Bundestagsabgeordnete hatten noch vor Preis an „Code Pink“ gewarnt

Stadtrat Michael Hohl (ebenfalls CSU) vertrat laut Nordbayerischem Kurier die gegensätzliche Position. In den vergangenen Tagen hätten „Code Pink“ und die Kritiker der Preisverleihung, unter ihnen der israelische Generalkonsul in München, die Verwaltung und die Stadträte mit Informationen und Einschätzungen eingedeckt. Zum Teil mit schrillen Tönen. Hohl sagt, er habe alles gelesen. „Und ich habe für mich keine ausreichenden Gründe für eine Aberkennung des Preises gefunden.“

Zuletzt hatte sich sogar der Vorstand der Deutsch-Israelischen Parlamentariergruppe im Deutschen Bundestag eingeschaltet und an den Stadtrat appelliert, die Auszeichnung keinesfalls an „Code Pink“ zu übergeben. „Wir haben keine Zweifel an der israelfeindlichen Grundhaltung von Code Pink und halten sie daher nicht für geeignet, einen Preis für Toleranz oder gar Humanität zu erhalten“, schreiben die Abgeordneten in einem Brief an die Stadt.

„Code Pink“ unterstützt iranische Propaganda gegen Israel und die USA

Die Parlamentarier wiesen darauf hin, dass „Code Pink“ an einer umstrittenen Konferenz im Iran mit Holocaust-Leugnern und Verschwörungstheoretikern teilgenommen habe. „Dass sich die Konferenz vornehmlich gegen westlichen Rassismus wendet, ist ein Propaganda- Trick des iranischen Regimes. Vielmehr richtete sie sich gegen Israel, den Zionismus und die USA.“

In der Tat ist es bei „Code Pink“ üblich, Israel und speziell Premierminister Benjamin Netanjahu als „Kriegsverbrecher“ zu bezeichnen, vor allem im Zusammenhang mit der Gaza-Offensive 2014. „Code Pink“ wies den Vorwurf des Antisemitismus dennoch stets zurück, auch in einem Telefonat mit dem Bayernkurier. Die US-Bürgerrechtsbewegung wurde 2002 ausschließlich von Frauen gegründet und setzt sich nach eigenen Angaben vor allem dafür ein, Kriege zu beenden und neue militärische Auseinandersetzungen zu verhindern.

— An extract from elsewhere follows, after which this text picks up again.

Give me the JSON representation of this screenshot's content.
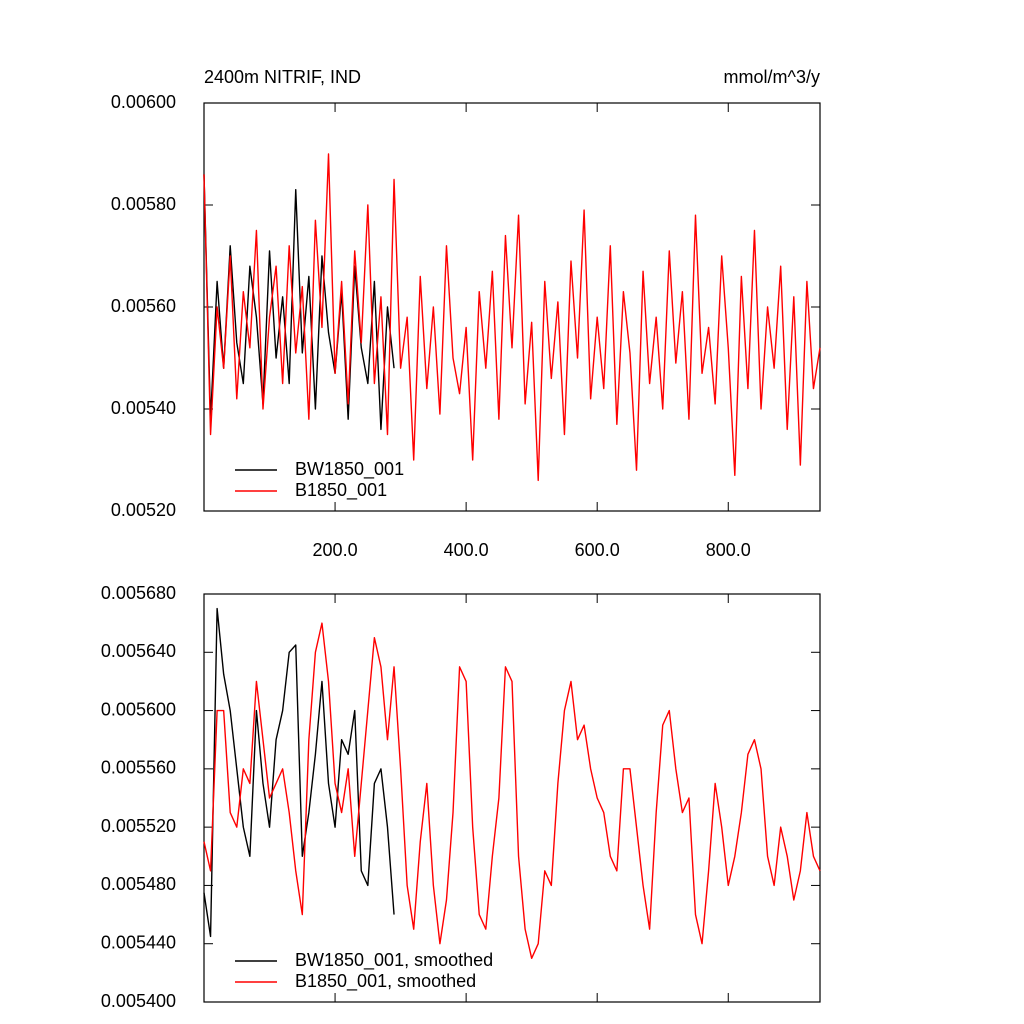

Frühere Träger des Bayreuther „Wilhelmine-Preises“ sind unter anderem der Dirigent Daniel Barenboim, der ehemalige Bundesumweltminister Klaus Töpfer und der Begründer der Leipziger Friedensgebete, Christian Führer. Die Jury ist ausschließlich mit Wissenschaftlern der Bayreuther Universität besetzt. Mit der Auszeichnung wollte die Stadt an die weltoffene und kunstsinnige Markgräfin Wilhelmine (1709-1758) erinnern.